Graves Hyperthyroidism and Pregnancy: A Clinical Update

Komal Patil-Sisodia, MD; Jorge H. Mestman, MD

Disclosures

Endocr Pract. 2010;16(1):118-129. 

In This Article

Maternal Complications

Maternal complications (Table 5) are directly related to control of hyperthyroidism. Pregnancy-induced hypertension is the most common complication of maternal hyperthyroidism. The risk of severe preeclampsia is increased 5-fold in women with poorly controlled hyperthyroidism.[44] Uncontrolled hyperthyroidism in pregnancy is also associated with premature delivery, low birth weight, placenta abruptio, and spontaneous abortions. Congestive heart failure is another complication that may be seen in hyperthyroidism. Women with cardiac symptoms should have evaluation of left ventricular function by serial echocardiograms, which can detect dysfunction of different degrees of severity. Left ventricular function returns to normal several weeks after serum T4 normalizes.[45] Despite the normalization of left ventricular function with return to euthyroidism, cardiac output remains elevated and peripheral vascular resistance reduced. When affected women undergo tremendous stress, such as preeclampsia or cesarean delivery, their condition may decompensate further. Judicious use of intravenous fluid with close observation is recommended.[46] Thyroid storm is an extremely rare and life-threatening complication of maternal hyperthyroidism and is discussed in a separate section that follows.

Thyroid Storm

Thyrotoxic crisis is an extremely rare and lifethreatening complication of hyperthyroidism that occurs in patients with poorly controlled or untreated disease. Between 1% and 2% of hyperthyroid women experience thyroid storm in pregnancy.[47] Precipitating events such as infection, trauma, surgery, diabetic ketoacidosis, toxemia in pregnancy, placenta previa, and induction of labor can cause development of thyroid storm. The diagnosis of this entity is a clinical one. To diagnose thyroid storm, the patient must have the following: (a) severe thyrotoxicosis on clinical examination (tachycardia, tremors, and heat intolerance), (b) altered mental status, and (c) hyperpyrexia (temperature greater than 103°F). Additionally, patients may have cardiac manifestations such as tachyarrhythmias (atrial fibrillation and atrial flutter) with pulse rates exceeding 140 beats/min and congestive heart failure. They may also present with nonspecific gastrointestinal symptoms such as nausea and vomiting, as well as liver compromise. On laboratory testing, TSH is suppressed and T4 values are elevated, although the degree of change in T4 concentration does not correlate with disease severity.

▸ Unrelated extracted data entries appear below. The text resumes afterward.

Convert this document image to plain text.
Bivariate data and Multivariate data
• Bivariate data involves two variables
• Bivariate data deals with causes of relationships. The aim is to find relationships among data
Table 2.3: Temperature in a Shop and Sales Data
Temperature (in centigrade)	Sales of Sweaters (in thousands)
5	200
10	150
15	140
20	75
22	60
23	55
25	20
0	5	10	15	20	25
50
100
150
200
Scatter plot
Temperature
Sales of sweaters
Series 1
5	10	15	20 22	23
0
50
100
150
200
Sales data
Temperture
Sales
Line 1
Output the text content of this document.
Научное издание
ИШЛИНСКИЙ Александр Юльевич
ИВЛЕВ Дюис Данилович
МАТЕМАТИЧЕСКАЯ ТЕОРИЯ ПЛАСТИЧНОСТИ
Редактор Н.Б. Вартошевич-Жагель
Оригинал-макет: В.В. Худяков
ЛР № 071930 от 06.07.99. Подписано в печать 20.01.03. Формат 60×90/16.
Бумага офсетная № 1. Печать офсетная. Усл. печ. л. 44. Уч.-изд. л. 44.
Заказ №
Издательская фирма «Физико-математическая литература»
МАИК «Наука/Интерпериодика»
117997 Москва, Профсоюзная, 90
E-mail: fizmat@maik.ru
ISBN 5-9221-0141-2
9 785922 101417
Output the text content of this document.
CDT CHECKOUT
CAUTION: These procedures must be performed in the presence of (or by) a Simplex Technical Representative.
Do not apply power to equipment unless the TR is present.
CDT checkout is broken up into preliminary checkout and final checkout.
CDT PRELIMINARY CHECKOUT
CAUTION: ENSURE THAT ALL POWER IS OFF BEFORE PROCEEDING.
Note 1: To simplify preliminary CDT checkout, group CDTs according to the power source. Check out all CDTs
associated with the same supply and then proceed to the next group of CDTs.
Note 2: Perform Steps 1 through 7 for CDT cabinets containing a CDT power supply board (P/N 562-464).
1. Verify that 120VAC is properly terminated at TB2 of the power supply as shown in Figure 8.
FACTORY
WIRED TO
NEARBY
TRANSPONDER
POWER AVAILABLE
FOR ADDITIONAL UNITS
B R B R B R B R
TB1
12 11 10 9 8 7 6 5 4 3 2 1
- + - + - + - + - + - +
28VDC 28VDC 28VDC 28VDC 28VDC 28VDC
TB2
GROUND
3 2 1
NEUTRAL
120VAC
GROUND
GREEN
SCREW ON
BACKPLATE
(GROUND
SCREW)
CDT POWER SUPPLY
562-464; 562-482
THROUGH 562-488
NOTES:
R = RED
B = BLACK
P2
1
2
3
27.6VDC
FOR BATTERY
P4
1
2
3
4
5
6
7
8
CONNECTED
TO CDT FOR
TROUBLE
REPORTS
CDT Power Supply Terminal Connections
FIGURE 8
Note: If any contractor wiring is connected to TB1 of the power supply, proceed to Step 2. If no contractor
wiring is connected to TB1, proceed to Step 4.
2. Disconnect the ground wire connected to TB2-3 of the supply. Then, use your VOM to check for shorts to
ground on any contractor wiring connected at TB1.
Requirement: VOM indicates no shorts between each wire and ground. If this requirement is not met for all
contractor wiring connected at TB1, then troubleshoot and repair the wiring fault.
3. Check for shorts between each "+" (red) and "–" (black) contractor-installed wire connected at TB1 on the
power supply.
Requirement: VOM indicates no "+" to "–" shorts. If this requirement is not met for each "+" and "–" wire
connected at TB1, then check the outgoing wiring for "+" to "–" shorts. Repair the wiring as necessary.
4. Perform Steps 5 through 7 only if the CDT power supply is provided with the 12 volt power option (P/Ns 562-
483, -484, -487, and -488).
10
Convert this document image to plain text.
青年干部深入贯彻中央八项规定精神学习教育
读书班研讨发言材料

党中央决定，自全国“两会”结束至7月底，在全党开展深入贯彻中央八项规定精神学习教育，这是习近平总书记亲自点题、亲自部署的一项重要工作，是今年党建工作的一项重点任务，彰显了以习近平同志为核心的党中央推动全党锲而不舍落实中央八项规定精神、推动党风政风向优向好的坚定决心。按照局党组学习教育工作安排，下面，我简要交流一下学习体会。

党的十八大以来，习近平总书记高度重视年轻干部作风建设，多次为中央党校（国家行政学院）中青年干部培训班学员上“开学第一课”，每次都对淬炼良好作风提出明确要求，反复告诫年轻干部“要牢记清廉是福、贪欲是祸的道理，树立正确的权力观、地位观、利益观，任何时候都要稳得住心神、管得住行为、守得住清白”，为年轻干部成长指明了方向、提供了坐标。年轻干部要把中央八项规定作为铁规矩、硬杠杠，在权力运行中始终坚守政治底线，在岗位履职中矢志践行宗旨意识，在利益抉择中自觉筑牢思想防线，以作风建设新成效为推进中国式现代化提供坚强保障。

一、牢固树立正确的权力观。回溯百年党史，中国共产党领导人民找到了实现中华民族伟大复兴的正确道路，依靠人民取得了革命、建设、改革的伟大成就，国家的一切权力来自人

Thyroid storm is best managed in the intensive care unit. Patients should receive intravenous fluids and electrolyte repletion in a monitored setting and be observed for altered mental status or respiratory compromise. Medical therapy of thyroid storm consists of the following: (a) β-adrenergic blockers for control of hyperadrenergic symptoms, (b) PTU (recommended over methimazole because of the ability to block the metabolism of T4 to T3) with a switch to methimazole after the clinical picture improves, (c) Lugol's solution or super-saturated potassium iodide, and (d) glucocorticoids. β-Adrenergic blockers can be given either orally or intravenously in the form of propranolol, 60 to 80 mg by mouth every 4 hours or 1 mg/min via intravenous drip. Esmolol, a short-acting β-acting antagonist given intravenously, may be used starting with a loading dose of 250 to 500 mcg/kg of body weight followed by continuous infusion of 50 to 100 mcg/kg per min. Obtaining pan-cultures, performing a chest x-ray, and starting broad-spectrum intravenous antibiotics is prudent because infection is one of the most common precipitating events. From a fetal perspective, close obstetric monitoring is also necessary. Assessment of fetal well-being through fetal heart rate monitoring and other techniques should be performed during the acute phase of the disease. Thyroid storm is a life-threatening condition for both the mother and the fetus. Early diagnosis and aggressive, multifaceted treatment in an intensive care setting help decrease the morbidity and mortality associated with this condition.